So viel Gemeinsamkeit ist beängstigend: Die Grünen werden wohl genauso bedauern, dass es nicht Friedrich Merz geworden ist, wie der als Grünen-Fresser bekannte rechtskonservative Polizeigewerkschafter Rainer Wendt. Letzterer hatte sich ja schon vor langer Zeit klar und deutlich für Merz ausgesprochen. [1] Über die Grünen wiederum wurde landauf, landab kolportiert, dass sie sich bei der Bundestagswahl am 26. September gegen den stockkonservativen Merz bessere Chancen ausrechnen würden. Hinter vorgehaltener Hand, versteht sich.

Doch das ist nun müßig, die Würfel sind gefallen: Der rechtskonservative Rollback innerhalb der CDU bleibt aus, die Ära Merkel geht mit Armin Laschet gewissermaßen in die Verlängerung. Vermutlich wird jetzt weder bei den Grünen noch bei Rainer Wendt der Schampus aus dem Kühlschrank geholt.

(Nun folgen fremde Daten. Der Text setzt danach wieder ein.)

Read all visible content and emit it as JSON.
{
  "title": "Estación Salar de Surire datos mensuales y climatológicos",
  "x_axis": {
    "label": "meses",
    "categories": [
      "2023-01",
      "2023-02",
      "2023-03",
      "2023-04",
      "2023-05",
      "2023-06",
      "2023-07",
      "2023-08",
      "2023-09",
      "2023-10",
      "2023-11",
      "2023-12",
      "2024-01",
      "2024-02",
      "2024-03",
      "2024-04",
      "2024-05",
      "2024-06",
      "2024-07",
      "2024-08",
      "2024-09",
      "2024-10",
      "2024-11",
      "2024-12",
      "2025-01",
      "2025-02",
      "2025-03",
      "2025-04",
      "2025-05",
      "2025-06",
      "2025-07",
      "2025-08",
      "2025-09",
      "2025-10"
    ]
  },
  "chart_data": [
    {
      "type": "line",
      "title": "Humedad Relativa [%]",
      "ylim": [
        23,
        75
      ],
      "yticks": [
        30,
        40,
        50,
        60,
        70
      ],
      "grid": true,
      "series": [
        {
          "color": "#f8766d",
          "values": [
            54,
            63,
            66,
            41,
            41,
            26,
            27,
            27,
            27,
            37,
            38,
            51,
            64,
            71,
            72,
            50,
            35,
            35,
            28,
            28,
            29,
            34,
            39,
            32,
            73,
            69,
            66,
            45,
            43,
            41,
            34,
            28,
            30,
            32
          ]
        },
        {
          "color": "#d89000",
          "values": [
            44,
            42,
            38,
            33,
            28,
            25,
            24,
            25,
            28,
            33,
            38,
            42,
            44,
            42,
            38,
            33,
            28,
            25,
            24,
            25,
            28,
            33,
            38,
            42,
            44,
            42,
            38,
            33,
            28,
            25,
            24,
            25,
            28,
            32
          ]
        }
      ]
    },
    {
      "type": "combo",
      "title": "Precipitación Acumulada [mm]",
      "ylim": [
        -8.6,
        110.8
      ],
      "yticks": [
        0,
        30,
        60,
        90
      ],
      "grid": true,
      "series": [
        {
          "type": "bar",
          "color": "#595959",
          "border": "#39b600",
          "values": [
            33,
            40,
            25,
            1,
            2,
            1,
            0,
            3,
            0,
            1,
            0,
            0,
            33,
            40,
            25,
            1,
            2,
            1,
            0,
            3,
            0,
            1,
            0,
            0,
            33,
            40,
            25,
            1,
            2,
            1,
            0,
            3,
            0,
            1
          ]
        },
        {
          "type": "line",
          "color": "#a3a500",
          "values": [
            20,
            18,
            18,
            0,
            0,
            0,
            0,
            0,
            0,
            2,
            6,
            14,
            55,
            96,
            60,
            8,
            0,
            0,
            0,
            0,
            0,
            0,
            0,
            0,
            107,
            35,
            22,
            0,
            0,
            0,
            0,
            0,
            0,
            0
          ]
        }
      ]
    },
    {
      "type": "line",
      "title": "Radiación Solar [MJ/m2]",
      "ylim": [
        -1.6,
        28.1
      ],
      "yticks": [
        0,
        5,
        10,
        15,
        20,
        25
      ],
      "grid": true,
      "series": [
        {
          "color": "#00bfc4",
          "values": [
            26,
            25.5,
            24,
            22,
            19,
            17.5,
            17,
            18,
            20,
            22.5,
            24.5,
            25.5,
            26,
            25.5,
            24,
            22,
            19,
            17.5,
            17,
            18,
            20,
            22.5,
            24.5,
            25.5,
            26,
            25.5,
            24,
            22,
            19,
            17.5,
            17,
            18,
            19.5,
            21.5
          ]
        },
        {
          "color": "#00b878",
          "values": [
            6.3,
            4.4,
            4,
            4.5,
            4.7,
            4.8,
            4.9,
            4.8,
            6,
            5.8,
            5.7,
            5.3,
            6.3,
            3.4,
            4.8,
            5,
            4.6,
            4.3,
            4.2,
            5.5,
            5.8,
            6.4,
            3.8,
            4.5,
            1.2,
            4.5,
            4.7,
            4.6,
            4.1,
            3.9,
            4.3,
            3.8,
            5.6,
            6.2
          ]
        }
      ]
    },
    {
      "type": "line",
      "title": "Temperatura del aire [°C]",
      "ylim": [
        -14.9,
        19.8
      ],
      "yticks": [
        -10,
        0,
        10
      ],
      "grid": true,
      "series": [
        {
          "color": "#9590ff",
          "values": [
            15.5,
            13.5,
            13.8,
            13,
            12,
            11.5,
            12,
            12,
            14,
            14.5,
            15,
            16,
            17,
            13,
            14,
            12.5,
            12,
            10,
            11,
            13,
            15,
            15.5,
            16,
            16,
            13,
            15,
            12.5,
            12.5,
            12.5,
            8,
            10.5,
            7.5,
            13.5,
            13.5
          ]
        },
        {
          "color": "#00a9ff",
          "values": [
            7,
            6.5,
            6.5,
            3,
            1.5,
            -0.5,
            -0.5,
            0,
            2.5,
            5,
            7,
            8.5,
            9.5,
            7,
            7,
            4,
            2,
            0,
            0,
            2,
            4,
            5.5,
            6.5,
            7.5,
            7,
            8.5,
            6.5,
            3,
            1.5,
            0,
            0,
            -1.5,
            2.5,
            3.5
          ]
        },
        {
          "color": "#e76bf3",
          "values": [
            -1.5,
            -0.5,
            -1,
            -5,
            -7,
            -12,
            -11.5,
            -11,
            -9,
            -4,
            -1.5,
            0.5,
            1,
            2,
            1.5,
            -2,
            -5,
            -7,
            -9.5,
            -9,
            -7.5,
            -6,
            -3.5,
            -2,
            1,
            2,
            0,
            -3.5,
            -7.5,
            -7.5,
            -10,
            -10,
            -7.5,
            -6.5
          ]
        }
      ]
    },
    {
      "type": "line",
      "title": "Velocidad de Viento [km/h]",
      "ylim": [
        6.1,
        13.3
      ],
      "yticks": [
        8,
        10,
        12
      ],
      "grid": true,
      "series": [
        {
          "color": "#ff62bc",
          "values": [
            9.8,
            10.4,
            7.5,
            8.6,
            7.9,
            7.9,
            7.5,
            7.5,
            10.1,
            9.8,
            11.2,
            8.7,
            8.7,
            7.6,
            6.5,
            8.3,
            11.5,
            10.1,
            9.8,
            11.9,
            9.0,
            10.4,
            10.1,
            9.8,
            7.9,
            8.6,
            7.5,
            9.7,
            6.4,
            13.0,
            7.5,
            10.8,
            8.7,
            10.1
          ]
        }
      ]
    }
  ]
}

Andererseits ist durch die Wahl Laschets zum CDU-Vorsitzenden eine schwarz-grüne Regierungskoalition wahrscheinlicher geworden, weil sich die Grünen mit ihm in Sachpunkten leichter einig werden dürften.

Für den inzwischen 65 Jahre alten Friedrich Merz war es aller Voraussicht nach die letzte Chance, seine Karriere als CDU-Vorsitzender und Bundeskanzler fortzusetzen, denn der Kanzlerkandidat von CDU/CSU wird Armin Laschet oder Markus Söder heißen. Merz kann froh sein, wenn er, falls die Union die Wahl gewinnt, ein Ministeramt bekommt. Höchstens wenn Laschet bei der Bundestagswahl furchtbar einbrechen sollte, hat Merz vielleicht noch eine dritte Chance. Eine durch die Presselandschaft geisternde Troika mit Jens Spahn als Kanzlerkandidat und den Parteichefs Laschet und Söder als Sekundanten ist eher unwahrscheinlich, denn das würde viel zu sehr an die letztlich gescheiterte SPD-Troika Schröder-Lafontaine-Scharping erinnern. Außerdem lassen sich Laschet (59) und Söder (54) vom viel jüngeren Spahn (40) bestimmt nicht die Butter vom Brot nehmen.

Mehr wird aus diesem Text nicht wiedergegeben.